11. En troisième lieu, il ne ressort d'aucun élément du dossier que M. C..., dont la demande d'asile a, au demeurant, été rejetée tant par l'Office français de protection des réfugiés et apatrides que par la Cour nationale du droit d'asile, serait personnellement exposé à des traitements prohibés par l'article 3 de la convention européenne de sauvegarde des droits de l'homme et des libertés fondamentales et par l'article L. 513-2 du code de l'entrée et du séjour des étrangers et du droit d'asile en cas de retour en Egypte.
12. Il résulte de tout ce qui précède que M. C... n'est pas fondé à soutenir que c'est à tort que, par le jugement attaqué, le tribunal administratif de Toulouse a rejeté sa demande d'annulation de la décision du 2 janvier 2019. Par voie de conséquence, ses conclusions à fin d'injonction et celles présentées au titre des dispositions de l'article L. 761-1 du code de justice administrative et de l'article 37 de la loi du 10 juillet 1991 doivent être rejetées.
DECIDE :
Article 1er : La requête n°19BX03095 présentée par M. C... est rejetée.
Article 2 : Le présent arrêt sera notifié à M. A... E... C..., à Me F... et au ministre de l'intérieur. Copie pour information en sera délivrée au préfet de la Haute-Garonne.
Délibéré après l'audience du 21 janvier 2020 laquelle siégeaient :
Mme Elisabeth Jayat, président,
M. D... B..., président-assesseur,
Mme Caroline Gaillard, premier conseiller.
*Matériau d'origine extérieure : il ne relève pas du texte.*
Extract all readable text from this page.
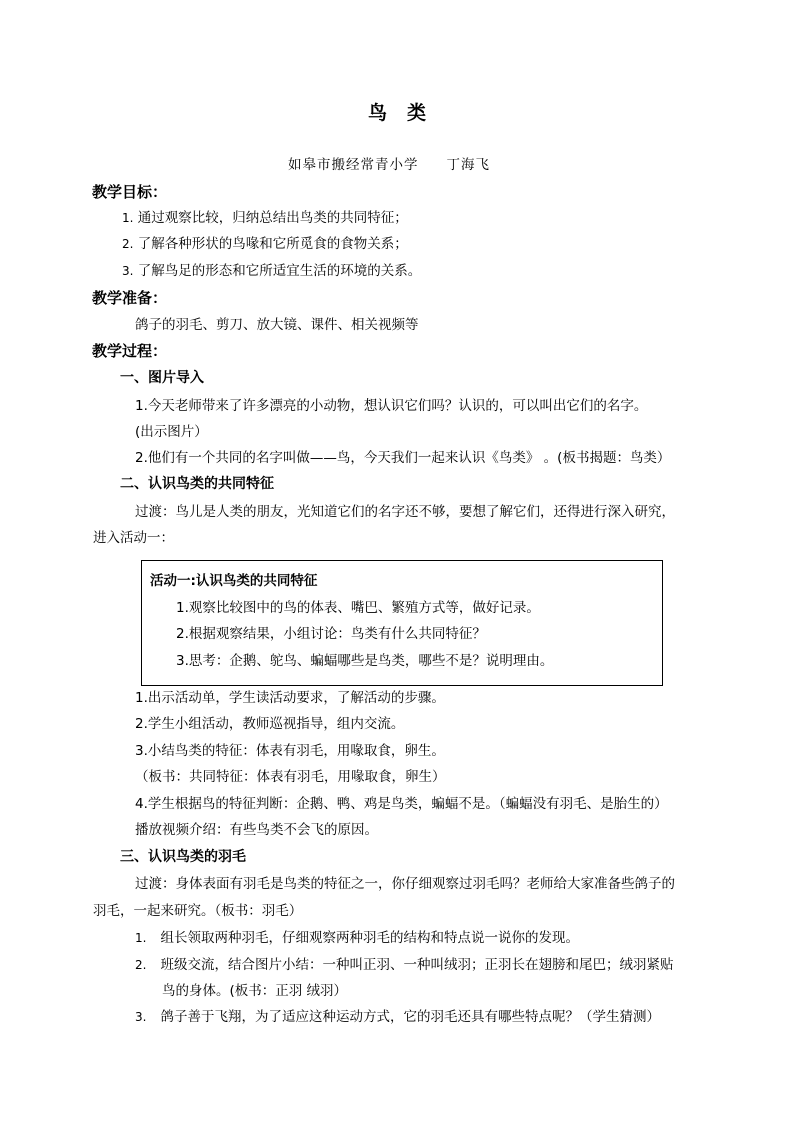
鸟类
如皋市搬经常青小学 丁海飞
教学目标：
1. 通过观察比较，归纳总结出鸟类的共同特征；
2. 了解各种形状的鸟喙和它所觅食的食物关系；
3. 了解鸟足的形态和它所适宜生活的环境的关系。
教学准备：
鸽子的羽毛、剪刀、放大镜、课件、相关视频等
教学过程：
一、图片导入
1.今天老师带来了许多漂亮的小动物，想认识它们吗？认识的，可以叫出它们的名字。
(出示图片）
2.他们有一个共同的名字叫做——鸟，今天我们一起来认识《鸟类》 。(板书揭题：鸟类）
二、认识鸟类的共同特征
过渡：鸟儿是人类的朋友，光知道它们的名字还不够，要想了解它们，还得进行深入研究，
进入活动一：
活动一:认识鸟类的共同特征
1.观察比较图中的鸟的体表、嘴巴、繁殖方式等，做好记录。
2.根据观察结果，小组讨论：鸟类有什么共同特征？
3.思考：企鹅、鸵鸟、蝙蝠哪些是鸟类，哪些不是？说明理由。
1.出示活动单，学生读活动要求，了解活动的步骤。
2.学生小组活动，教师巡视指导，组内交流。
3.小结鸟类的特征：体表有羽毛，用喙取食，卵生。
（板书：共同特征：体表有羽毛，用喙取食，卵生）
4.学生根据鸟的特征判断：企鹅、鸭、鸡是鸟类，蝙蝠不是。（蝙蝠没有羽毛、是胎生的）
播放视频介绍：有些鸟类不会飞的原因。
三、认识鸟类的羽毛
过渡：身体表面有羽毛是鸟类的特征之一，你仔细观察过羽毛吗？老师给大家准备些鸽子的
羽毛，一起来研究。（板书：羽毛）
1. 组长领取两种羽毛，仔细观察两种羽毛的结构和特点说一说你的发现。
2. 班级交流，结合图片小结：一种叫正羽、一种叫绒羽；正羽长在翅膀和尾巴；绒羽紧贴
鸟的身体。(板书：正羽 绒羽）
3. 鸽子善于飞翔，为了适应这种运动方式，它的羽毛还具有哪些特点呢？（学生猜测）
Lu en audience publique, le 18 février 2020.
Le rapporteur,
Frédéric B...
Le président,
Elisabeth JayatLe greffier,
Virginie Marty
La République mande et ordonne au ministre de l'intérieur en ce qui le concerne, et à tous huissiers de justice à ce requis, en ce qui concerne les voies de droit commun contre les parties privées, de pourvoir à l'exécution du présent arrêt.